Le président de la Commission a été encore plus loin dans sa critique des forces de sécurité israéliennes. "Tsahal a échoué, principalement au niveau du commandement supérieur et des forces terrestres, à répondre de façon satisfaisante au défi posé par la guerre du Liban, et ce faisant, a privé le pouvoir politique d’un résultat militaire qui aurait pu lui servir de base à une action diplomatique. Cette responsabilité incombe largement à Tsahal, mais le pouvoir politique en détient également une part en ce qui concerne le manque d’adéquation entre le mode opératoire et les objectifs (de la guerre)".
La Commission nommée par le Premier ministre sous la pression de l’opinion publique quelques semaines après la fin du conflit, avait déjà rendu le 30 avril dernier un rapport intérimaire, qui s’était concentré sur les cinq premiers jours de la guerre, assorti d’une étude des événements qui s’étaient déroulés entre la sortie de Tsahal du sud-Liban en mai 2000, et l’enlèvement par le Hezbollah le 12 juillet 2006 des deux réservistes Eldad Reguev et Ehud Goldwasser, capture qui avait déclenché la riposte israélienne. Ce premier document avait désigné nommément trois responsables : le chef du gouvernement, le ministre de la Défense, et le chef d’état-major de Tsahal.

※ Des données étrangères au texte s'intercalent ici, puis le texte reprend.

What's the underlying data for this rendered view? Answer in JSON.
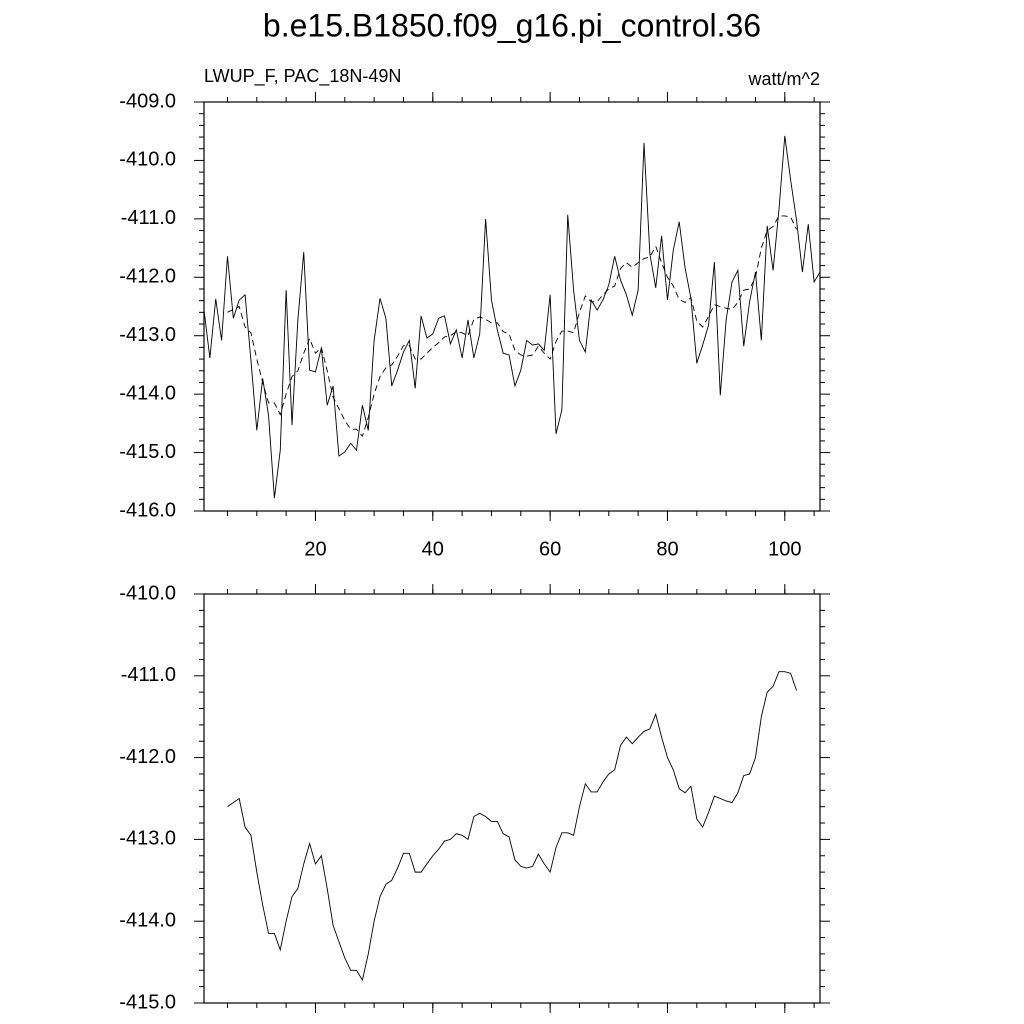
{
  "chart_data": [
    {
      "type": "line",
      "title": "b.e15.B1850.f09_g16.pi_control.36",
      "left_label": "LWUP_F, PAC_18N-49N",
      "right_label": "watt/m^2",
      "xlim": [
        1,
        106
      ],
      "xticks": [
        20,
        40,
        60,
        80,
        100
      ],
      "x_minor_per_major": 4,
      "xtick_labels": true,
      "ylim": [
        -416,
        -409
      ],
      "yticks": [
        {
          "value": -416,
          "label": "-416.0"
        },
        {
          "value": -415,
          "label": "-415.0"
        },
        {
          "value": -414,
          "label": "-414.0"
        },
        {
          "value": -413,
          "label": "-413.0"
        },
        {
          "value": -412,
          "label": "-412.0"
        },
        {
          "value": -411,
          "label": "-411.0"
        },
        {
          "value": -410,
          "label": "-410.0"
        },
        {
          "value": -409,
          "label": "-409.0"
        }
      ],
      "y_minor_per_major": 5,
      "grid": false,
      "series": [
        {
          "color": "#000000",
          "dash": false,
          "x": [
            1,
            2,
            3,
            4,
            5,
            6,
            7,
            8,
            9,
            10,
            11,
            12,
            13,
            14,
            15,
            16,
            17,
            18,
            19,
            20,
            21,
            22,
            23,
            24,
            25,
            26,
            27,
            28,
            29,
            30,
            31,
            32,
            33,
            34,
            35,
            36,
            37,
            38,
            39,
            40,
            41,
            42,
            43,
            44,
            45,
            46,
            47,
            48,
            49,
            50,
            51,
            52,
            53,
            54,
            55,
            56,
            57,
            58,
            59,
            60,
            61,
            62,
            63,
            64,
            65,
            66,
            67,
            68,
            69,
            70,
            71,
            72,
            73,
            74,
            75,
            76,
            77,
            78,
            79,
            80,
            81,
            82,
            83,
            84,
            85,
            86,
            87,
            88,
            89,
            90,
            91,
            92,
            93,
            94,
            95,
            96,
            97,
            98,
            99,
            100,
            101,
            102,
            103,
            104,
            105,
            106
          ],
          "values": [
            -412.56,
            -413.38,
            -412.37,
            -413.08,
            -411.64,
            -412.7,
            -412.39,
            -412.3,
            -413.42,
            -414.62,
            -413.73,
            -414.36,
            -415.78,
            -414.96,
            -412.22,
            -414.53,
            -412.73,
            -411.57,
            -413.59,
            -413.62,
            -413.21,
            -414.19,
            -413.86,
            -415.06,
            -414.99,
            -414.84,
            -414.96,
            -414.19,
            -414.62,
            -413.08,
            -412.36,
            -412.7,
            -413.86,
            -413.59,
            -413.28,
            -413.08,
            -413.9,
            -412.66,
            -413.04,
            -412.97,
            -412.7,
            -412.66,
            -413.14,
            -412.9,
            -413.38,
            -412.73,
            -413.38,
            -412.97,
            -411.0,
            -412.39,
            -412.9,
            -413.3,
            -413.33,
            -413.86,
            -413.59,
            -413.08,
            -413.16,
            -413.14,
            -413.25,
            -412.3,
            -414.68,
            -414.27,
            -410.93,
            -412.22,
            -413.08,
            -413.28,
            -412.39,
            -412.56,
            -412.39,
            -412.13,
            -411.64,
            -412.05,
            -412.3,
            -412.65,
            -412.22,
            -409.7,
            -411.6,
            -412.18,
            -411.29,
            -412.39,
            -411.53,
            -411.05,
            -411.84,
            -412.36,
            -413.47,
            -413.16,
            -412.82,
            -411.74,
            -414.02,
            -412.73,
            -412.08,
            -411.88,
            -413.18,
            -412.42,
            -411.91,
            -413.08,
            -411.12,
            -411.88,
            -410.85,
            -409.58,
            -410.34,
            -411.02,
            -411.91,
            -411.09,
            -412.08,
            -411.91
          ]
        },
        {
          "color": "#000000",
          "dash": true,
          "x": [
            5,
            6,
            7,
            8,
            9,
            10,
            11,
            12,
            13,
            14,
            15,
            16,
            17,
            18,
            19,
            20,
            21,
            22,
            23,
            24,
            25,
            26,
            27,
            28,
            29,
            30,
            31,
            32,
            33,
            34,
            35,
            36,
            37,
            38,
            39,
            40,
            41,
            42,
            43,
            44,
            45,
            46,
            47,
            48,
            49,
            50,
            51,
            52,
            53,
            54,
            55,
            56,
            57,
            58,
            59,
            60,
            61,
            62,
            63,
            64,
            65,
            66,
            67,
            68,
            69,
            70,
            71,
            72,
            73,
            74,
            75,
            76,
            77,
            78,
            79,
            80,
            81,
            82,
            83,
            84,
            85,
            86,
            87,
            88,
            89,
            90,
            91,
            92,
            93,
            94,
            95,
            96,
            97,
            98,
            99,
            100,
            101,
            102
          ],
          "values": [
            -412.6,
            -412.55,
            -412.5,
            -412.85,
            -412.95,
            -413.4,
            -413.8,
            -414.15,
            -414.15,
            -414.35,
            -414.0,
            -413.7,
            -413.6,
            -413.3,
            -413.05,
            -413.3,
            -413.2,
            -413.6,
            -414.05,
            -414.25,
            -414.45,
            -414.6,
            -414.6,
            -414.72,
            -414.4,
            -414.0,
            -413.7,
            -413.55,
            -413.5,
            -413.35,
            -413.17,
            -413.17,
            -413.4,
            -413.4,
            -413.3,
            -413.2,
            -413.12,
            -413.02,
            -413.0,
            -412.93,
            -412.95,
            -413.0,
            -412.72,
            -412.68,
            -412.72,
            -412.78,
            -412.78,
            -412.93,
            -412.97,
            -413.25,
            -413.33,
            -413.35,
            -413.33,
            -413.18,
            -413.3,
            -413.4,
            -413.1,
            -412.92,
            -412.92,
            -412.95,
            -412.6,
            -412.32,
            -412.42,
            -412.42,
            -412.3,
            -412.2,
            -412.15,
            -411.85,
            -411.75,
            -411.83,
            -411.75,
            -411.68,
            -411.65,
            -411.47,
            -411.75,
            -412.0,
            -412.15,
            -412.38,
            -412.43,
            -412.35,
            -412.75,
            -412.85,
            -412.67,
            -412.47,
            -412.5,
            -412.53,
            -412.55,
            -412.43,
            -412.22,
            -412.2,
            -412.0,
            -411.5,
            -411.2,
            -411.13,
            -410.95,
            -410.95,
            -410.97,
            -411.18
          ]
        }
      ]
    },
    {
      "type": "line",
      "xlim": [
        1,
        106
      ],
      "xticks": [
        20,
        40,
        60,
        80,
        100
      ],
      "x_minor_per_major": 4,
      "xtick_labels": false,
      "ylim": [
        -415,
        -410
      ],
      "yticks": [
        {
          "value": -415,
          "label": "-415.0"
        },
        {
          "value": -414,
          "label": "-414.0"
        },
        {
          "value": -413,
          "label": "-413.0"
        },
        {
          "value": -412,
          "label": "-412.0"
        },
        {
          "value": -411,
          "label": "-411.0"
        },
        {
          "value": -410,
          "label": "-410.0"
        }
      ],
      "y_minor_per_major": 5,
      "grid": false,
      "series": [
        {
          "color": "#000000",
          "dash": false,
          "x": [
            5,
            6,
            7,
            8,
            9,
            10,
            11,
            12,
            13,
            14,
            15,
            16,
            17,
            18,
            19,
            20,
            21,
            22,
            23,
            24,
            25,
            26,
            27,
            28,
            29,
            30,
            31,
            32,
            33,
            34,
            35,
            36,
            37,
            38,
            39,
            40,
            41,
            42,
            43,
            44,
            45,
            46,
            47,
            48,
            49,
            50,
            51,
            52,
            53,
            54,
            55,
            56,
            57,
            58,
            59,
            60,
            61,
            62,
            63,
            64,
            65,
            66,
            67,
            68,
            69,
            70,
            71,
            72,
            73,
            74,
            75,
            76,
            77,
            78,
            79,
            80,
            81,
            82,
            83,
            84,
            85,
            86,
            87,
            88,
            89,
            90,
            91,
            92,
            93,
            94,
            95,
            96,
            97,
            98,
            99,
            100,
            101,
            102
          ],
          "values": [
            -412.6,
            -412.55,
            -412.5,
            -412.85,
            -412.95,
            -413.4,
            -413.8,
            -414.15,
            -414.15,
            -414.35,
            -414.0,
            -413.7,
            -413.6,
            -413.3,
            -413.05,
            -413.3,
            -413.2,
            -413.6,
            -414.05,
            -414.25,
            -414.45,
            -414.6,
            -414.6,
            -414.72,
            -414.4,
            -414.0,
            -413.7,
            -413.55,
            -413.5,
            -413.35,
            -413.17,
            -413.17,
            -413.4,
            -413.4,
            -413.3,
            -413.2,
            -413.12,
            -413.02,
            -413.0,
            -412.93,
            -412.95,
            -413.0,
            -412.72,
            -412.68,
            -412.72,
            -412.78,
            -412.78,
            -412.93,
            -412.97,
            -413.25,
            -413.33,
            -413.35,
            -413.33,
            -413.18,
            -413.3,
            -413.4,
            -413.1,
            -412.92,
            -412.92,
            -412.95,
            -412.6,
            -412.32,
            -412.42,
            -412.42,
            -412.3,
            -412.2,
            -412.15,
            -411.85,
            -411.75,
            -411.83,
            -411.75,
            -411.68,
            -411.65,
            -411.47,
            -411.75,
            -412.0,
            -412.15,
            -412.38,
            -412.43,
            -412.35,
            -412.75,
            -412.85,
            -412.67,
            -412.47,
            -412.5,
            -412.53,
            -412.55,
            -412.43,
            -412.22,
            -412.2,
            -412.0,
            -411.5,
            -411.2,
            -411.13,
            -410.95,
            -410.95,
            -410.97,
            -411.18
          ]
        }
      ]
    }
  ]
}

Ce second compte-rendu des travaux de la Commission concerne la suite de la guerre jusqu’à l’entrée en vigueur du cessez-le-feu, au matin du 14 août 2006, et plus particulièrement le lancement de l’offensive terrestre, soixante heures avant la fin des combats.
Or, sur ce point précis, Eliahou Winograd et ses pairs sont arrivés à la conclusion que la décision de mener cette offensive était devenue "pratiquement obligatoire", et qu’elle avait donné à Israël la flexibilité diplomatique et militaire dont il avait besoin, bien que les résultats escomptés n’aient pas été obtenus.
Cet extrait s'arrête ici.